El nervio ciático, el más largo del cuerpo humano, recorre desde la parte baja de la espalda hasta los pies. Su función es fundamental para la movilidad de las piernas, pero su ubicación lo convierte en uno de los nervios más propensos a sufrir compresiones o inflamaciones, causando lo que se conoce como ciática.
Este dolor puede manifestarse como un hormigueo leve, ardor, o incluso como una punzada aguda que impide caminar. De acuerdo con el neurocirujano Remberto Burgos, “la ciática se intensifica al caminar y se alivia en reposo. Su intensidad puede ser incapacitante si no se trata adecuadamente”.
Principales causas del dolor del nervio ciático
El sedentarismo, el sobrepeso y las malas posturas son factores comunes que aumentan el riesgo.
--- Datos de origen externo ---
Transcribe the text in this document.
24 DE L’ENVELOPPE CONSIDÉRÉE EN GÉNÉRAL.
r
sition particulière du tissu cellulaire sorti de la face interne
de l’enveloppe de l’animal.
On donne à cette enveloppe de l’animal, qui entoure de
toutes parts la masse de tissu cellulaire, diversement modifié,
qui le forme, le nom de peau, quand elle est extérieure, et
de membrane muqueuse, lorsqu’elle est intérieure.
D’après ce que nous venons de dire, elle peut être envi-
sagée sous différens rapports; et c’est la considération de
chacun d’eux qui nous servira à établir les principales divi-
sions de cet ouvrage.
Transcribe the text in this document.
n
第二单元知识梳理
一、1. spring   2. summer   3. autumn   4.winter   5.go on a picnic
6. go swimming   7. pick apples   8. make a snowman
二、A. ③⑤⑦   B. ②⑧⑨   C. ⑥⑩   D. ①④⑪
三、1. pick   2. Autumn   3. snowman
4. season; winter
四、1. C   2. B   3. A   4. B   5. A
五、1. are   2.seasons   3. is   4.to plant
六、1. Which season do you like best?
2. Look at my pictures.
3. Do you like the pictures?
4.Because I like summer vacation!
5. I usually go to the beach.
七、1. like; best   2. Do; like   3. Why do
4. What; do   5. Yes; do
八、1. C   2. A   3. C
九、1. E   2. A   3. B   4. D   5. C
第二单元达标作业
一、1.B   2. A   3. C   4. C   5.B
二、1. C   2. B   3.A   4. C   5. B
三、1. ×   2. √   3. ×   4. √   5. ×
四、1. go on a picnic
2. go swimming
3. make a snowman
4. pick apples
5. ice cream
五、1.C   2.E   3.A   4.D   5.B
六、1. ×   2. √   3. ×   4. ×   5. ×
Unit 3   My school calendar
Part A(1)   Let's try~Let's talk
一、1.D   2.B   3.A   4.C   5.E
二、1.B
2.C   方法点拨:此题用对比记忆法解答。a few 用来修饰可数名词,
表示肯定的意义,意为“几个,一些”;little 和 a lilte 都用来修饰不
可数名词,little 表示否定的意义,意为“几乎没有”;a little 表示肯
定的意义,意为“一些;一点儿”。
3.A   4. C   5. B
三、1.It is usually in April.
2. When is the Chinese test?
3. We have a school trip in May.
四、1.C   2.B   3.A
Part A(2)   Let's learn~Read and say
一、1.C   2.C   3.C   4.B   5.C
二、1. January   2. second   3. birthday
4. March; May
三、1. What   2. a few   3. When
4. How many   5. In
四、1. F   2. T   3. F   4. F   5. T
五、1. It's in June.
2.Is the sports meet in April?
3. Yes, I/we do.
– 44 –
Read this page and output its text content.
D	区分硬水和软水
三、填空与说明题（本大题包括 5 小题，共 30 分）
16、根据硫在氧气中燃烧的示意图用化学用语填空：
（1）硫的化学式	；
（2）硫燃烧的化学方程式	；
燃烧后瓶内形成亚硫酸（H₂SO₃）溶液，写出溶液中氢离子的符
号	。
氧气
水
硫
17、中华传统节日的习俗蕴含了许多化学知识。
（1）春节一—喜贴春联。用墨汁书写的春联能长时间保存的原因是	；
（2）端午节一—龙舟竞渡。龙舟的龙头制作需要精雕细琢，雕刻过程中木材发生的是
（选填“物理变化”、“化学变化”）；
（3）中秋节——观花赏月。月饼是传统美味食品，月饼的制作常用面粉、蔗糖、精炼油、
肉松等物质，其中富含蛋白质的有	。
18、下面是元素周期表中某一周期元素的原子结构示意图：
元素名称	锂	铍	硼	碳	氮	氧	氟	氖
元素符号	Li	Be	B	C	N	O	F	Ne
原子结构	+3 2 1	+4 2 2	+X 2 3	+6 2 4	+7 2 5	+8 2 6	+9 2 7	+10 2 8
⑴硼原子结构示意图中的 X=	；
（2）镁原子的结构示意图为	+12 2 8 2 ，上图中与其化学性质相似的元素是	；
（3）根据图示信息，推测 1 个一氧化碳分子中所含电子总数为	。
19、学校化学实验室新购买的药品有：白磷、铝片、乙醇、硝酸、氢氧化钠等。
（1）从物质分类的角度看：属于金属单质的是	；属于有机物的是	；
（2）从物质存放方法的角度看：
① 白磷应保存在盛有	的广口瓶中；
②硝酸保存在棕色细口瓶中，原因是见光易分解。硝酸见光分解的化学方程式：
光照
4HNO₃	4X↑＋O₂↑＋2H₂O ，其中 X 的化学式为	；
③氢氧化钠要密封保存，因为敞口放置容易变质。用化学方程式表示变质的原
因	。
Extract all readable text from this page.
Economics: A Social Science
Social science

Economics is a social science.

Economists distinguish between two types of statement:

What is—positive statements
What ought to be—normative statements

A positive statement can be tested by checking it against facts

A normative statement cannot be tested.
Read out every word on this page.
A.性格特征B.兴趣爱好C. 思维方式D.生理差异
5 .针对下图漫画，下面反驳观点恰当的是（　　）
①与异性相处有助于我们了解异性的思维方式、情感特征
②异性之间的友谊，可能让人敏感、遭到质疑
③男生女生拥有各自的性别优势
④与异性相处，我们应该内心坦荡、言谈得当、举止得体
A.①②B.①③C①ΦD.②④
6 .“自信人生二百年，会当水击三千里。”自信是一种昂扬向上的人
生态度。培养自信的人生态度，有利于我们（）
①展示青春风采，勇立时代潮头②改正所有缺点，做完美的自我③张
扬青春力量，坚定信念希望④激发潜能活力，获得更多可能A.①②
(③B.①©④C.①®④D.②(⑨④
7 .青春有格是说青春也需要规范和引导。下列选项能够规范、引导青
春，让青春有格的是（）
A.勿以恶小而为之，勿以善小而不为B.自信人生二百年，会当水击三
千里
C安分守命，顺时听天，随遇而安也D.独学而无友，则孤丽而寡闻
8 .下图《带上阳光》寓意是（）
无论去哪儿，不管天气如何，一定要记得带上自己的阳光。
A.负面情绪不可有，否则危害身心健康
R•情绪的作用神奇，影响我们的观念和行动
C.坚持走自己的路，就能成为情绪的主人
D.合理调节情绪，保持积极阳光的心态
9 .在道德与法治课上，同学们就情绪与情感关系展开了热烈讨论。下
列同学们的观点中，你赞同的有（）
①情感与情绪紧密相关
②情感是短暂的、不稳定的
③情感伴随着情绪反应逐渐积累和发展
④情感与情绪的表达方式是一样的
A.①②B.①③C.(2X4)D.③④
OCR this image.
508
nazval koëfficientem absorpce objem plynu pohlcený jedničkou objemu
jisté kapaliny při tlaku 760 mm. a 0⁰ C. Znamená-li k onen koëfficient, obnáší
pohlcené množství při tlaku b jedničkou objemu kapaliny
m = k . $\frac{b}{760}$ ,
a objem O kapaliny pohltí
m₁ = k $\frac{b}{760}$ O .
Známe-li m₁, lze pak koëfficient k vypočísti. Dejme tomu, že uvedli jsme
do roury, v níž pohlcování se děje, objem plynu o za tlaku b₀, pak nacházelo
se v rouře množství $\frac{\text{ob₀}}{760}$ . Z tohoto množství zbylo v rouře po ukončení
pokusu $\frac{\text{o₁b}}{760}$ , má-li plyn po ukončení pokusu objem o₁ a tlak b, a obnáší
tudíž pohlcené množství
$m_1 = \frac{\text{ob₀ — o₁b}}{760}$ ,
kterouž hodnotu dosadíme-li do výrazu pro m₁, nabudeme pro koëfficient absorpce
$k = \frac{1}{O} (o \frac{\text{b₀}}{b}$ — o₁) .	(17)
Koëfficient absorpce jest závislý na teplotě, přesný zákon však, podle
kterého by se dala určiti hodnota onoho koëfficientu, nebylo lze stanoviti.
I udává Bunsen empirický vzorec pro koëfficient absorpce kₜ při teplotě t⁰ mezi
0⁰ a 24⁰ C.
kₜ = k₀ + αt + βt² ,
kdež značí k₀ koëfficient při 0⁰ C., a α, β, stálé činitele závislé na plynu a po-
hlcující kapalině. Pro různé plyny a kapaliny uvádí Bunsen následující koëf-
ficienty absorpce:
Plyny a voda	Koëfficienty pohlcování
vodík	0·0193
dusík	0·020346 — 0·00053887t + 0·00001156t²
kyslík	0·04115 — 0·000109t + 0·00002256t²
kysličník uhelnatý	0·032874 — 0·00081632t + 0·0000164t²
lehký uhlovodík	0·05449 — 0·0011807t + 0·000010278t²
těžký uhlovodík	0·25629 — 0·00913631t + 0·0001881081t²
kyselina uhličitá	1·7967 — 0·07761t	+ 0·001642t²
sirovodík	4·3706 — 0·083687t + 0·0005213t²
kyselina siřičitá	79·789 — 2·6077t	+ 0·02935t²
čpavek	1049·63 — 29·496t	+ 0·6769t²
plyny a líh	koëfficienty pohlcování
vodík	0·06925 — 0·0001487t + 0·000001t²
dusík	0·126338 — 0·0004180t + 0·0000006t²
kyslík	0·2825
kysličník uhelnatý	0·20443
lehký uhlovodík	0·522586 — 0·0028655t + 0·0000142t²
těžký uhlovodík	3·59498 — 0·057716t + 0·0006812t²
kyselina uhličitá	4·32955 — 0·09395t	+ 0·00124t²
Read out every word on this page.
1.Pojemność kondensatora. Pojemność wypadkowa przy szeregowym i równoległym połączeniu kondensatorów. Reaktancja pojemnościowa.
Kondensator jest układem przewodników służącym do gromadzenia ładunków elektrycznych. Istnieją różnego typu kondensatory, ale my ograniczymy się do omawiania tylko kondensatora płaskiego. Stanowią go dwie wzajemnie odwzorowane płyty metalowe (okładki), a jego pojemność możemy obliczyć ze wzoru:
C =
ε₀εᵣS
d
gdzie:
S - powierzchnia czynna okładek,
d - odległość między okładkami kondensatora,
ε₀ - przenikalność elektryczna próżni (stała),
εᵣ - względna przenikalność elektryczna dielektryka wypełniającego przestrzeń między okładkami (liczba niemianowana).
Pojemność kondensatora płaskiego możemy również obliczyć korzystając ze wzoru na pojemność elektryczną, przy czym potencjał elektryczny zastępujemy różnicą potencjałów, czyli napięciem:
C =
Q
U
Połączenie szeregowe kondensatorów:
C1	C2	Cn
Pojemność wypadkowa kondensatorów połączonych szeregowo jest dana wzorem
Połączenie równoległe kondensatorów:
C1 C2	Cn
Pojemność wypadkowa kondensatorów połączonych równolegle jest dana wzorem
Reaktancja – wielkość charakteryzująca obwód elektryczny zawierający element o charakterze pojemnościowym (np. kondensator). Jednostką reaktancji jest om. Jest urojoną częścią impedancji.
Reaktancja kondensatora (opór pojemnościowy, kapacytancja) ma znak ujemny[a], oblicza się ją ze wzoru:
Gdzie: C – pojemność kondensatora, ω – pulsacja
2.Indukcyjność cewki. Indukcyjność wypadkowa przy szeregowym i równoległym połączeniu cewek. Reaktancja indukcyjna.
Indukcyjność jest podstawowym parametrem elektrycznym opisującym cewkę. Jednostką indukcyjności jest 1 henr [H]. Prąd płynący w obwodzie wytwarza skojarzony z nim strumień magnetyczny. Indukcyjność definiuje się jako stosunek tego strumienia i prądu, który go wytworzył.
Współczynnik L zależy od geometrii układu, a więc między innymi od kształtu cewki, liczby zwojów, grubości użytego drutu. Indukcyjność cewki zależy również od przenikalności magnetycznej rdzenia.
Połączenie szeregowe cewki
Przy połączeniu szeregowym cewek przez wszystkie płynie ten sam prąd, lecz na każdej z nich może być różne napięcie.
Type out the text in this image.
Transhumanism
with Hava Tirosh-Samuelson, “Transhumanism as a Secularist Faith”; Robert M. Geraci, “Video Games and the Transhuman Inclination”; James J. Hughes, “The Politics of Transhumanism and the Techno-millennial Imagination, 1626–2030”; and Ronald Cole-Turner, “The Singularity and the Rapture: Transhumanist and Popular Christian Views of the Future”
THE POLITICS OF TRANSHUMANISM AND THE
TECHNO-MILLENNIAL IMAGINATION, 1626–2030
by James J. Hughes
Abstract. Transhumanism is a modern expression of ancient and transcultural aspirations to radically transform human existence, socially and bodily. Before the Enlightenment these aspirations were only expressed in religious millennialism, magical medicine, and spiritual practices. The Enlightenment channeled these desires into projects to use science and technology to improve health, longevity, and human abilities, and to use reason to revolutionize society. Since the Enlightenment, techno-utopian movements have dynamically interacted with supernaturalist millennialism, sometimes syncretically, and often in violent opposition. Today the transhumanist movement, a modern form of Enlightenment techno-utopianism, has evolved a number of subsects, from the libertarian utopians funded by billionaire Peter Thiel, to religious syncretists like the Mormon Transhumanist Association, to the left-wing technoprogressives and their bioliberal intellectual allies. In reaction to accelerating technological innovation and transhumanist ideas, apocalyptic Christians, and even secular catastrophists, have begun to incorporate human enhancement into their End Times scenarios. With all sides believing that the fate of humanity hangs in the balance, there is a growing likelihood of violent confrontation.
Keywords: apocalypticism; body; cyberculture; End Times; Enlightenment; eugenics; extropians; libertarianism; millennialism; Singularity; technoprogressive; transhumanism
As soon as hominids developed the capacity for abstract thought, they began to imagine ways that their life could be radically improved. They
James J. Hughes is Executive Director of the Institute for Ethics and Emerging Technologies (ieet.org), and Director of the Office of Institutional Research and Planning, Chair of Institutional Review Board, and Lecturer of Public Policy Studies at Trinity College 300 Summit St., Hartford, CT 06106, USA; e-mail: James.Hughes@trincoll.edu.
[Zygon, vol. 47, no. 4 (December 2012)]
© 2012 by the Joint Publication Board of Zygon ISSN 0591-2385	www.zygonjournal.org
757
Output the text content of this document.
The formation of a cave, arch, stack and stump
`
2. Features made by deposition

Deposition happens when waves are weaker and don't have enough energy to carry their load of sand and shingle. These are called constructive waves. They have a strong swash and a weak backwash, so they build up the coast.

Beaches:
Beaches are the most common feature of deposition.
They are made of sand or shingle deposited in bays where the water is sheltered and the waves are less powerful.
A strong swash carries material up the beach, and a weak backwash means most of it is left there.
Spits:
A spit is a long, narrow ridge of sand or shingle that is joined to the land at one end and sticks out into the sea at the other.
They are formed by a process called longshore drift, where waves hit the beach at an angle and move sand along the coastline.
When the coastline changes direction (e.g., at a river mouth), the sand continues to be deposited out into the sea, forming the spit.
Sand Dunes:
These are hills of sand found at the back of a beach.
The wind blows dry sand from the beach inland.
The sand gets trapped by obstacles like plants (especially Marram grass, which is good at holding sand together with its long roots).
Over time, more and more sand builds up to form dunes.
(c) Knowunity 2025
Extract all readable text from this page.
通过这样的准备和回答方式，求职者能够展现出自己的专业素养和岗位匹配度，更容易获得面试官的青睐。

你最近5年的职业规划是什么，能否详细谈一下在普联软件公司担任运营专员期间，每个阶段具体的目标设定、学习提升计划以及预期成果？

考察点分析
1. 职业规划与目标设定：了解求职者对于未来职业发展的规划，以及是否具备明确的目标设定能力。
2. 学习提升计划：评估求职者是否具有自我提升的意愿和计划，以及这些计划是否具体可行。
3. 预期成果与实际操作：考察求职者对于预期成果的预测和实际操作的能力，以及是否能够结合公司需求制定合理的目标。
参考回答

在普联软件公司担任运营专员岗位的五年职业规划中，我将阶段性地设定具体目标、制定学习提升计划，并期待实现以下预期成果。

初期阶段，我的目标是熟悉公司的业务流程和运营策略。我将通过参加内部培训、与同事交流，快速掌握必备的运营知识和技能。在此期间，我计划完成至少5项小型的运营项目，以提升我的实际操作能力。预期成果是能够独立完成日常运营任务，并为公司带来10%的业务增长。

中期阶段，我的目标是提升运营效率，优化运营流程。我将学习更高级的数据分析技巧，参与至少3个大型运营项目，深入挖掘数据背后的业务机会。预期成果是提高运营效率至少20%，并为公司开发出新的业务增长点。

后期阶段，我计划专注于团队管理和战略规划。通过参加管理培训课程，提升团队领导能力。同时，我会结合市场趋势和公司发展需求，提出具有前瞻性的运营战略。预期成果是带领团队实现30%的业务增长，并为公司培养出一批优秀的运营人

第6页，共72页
Según el cirujano de columna Santiago Vallejo, estas son algunas de las causas más frecuentes:
- Hernias discales que presionan el nervio.
- Estenosis espinal, o estrechamiento del canal vertebral.
- Espolones óseos que generan fricción en la columna.
- Síndrome del piriforme, por tensión muscular en el glúteo.
- Traumatismos o caídas que afectan la zona lumbar.
El diagnóstico se realiza a través de examen clínico y estudios de imagen como resonancia magnética o rayos X, para determinar el grado de afectación y definir el tratamiento adecuado.
¿Cómo aliviar el dolor del nervio ciático?
En los casos leves, los especialistas recomiendan:
- Reposo activo y analgésicos.
- Aplicación de calor o frío localizado.
- Ejercicios de estiramiento lumbar y fortalecimiento abdominal.
- Fisioterapia guiada y corrección postural.
- Sillas ergonómicas y técnicas seguras al levantar objetos.
En casos persistentes, se puede recurrir a bloqueos con esteroides o, si el daño es severo, a cirugía.
Prevenir la ciática es posible
El dolor ciático puede prevenirse adoptando hábitos saludables como:
- Mantener una postura adecuada.
- Realizar pausas activas si trabajas sentado.
- Fortalecer la musculatura del core.
- Evitar cargar peso excesivo de forma incorrecta.
“Cuidar el nervio ciático es esencial para una vida activa y sin dolor. La prevención comienza con el movimiento y una buena higiene postural”, concluye el Dr. Vallejo.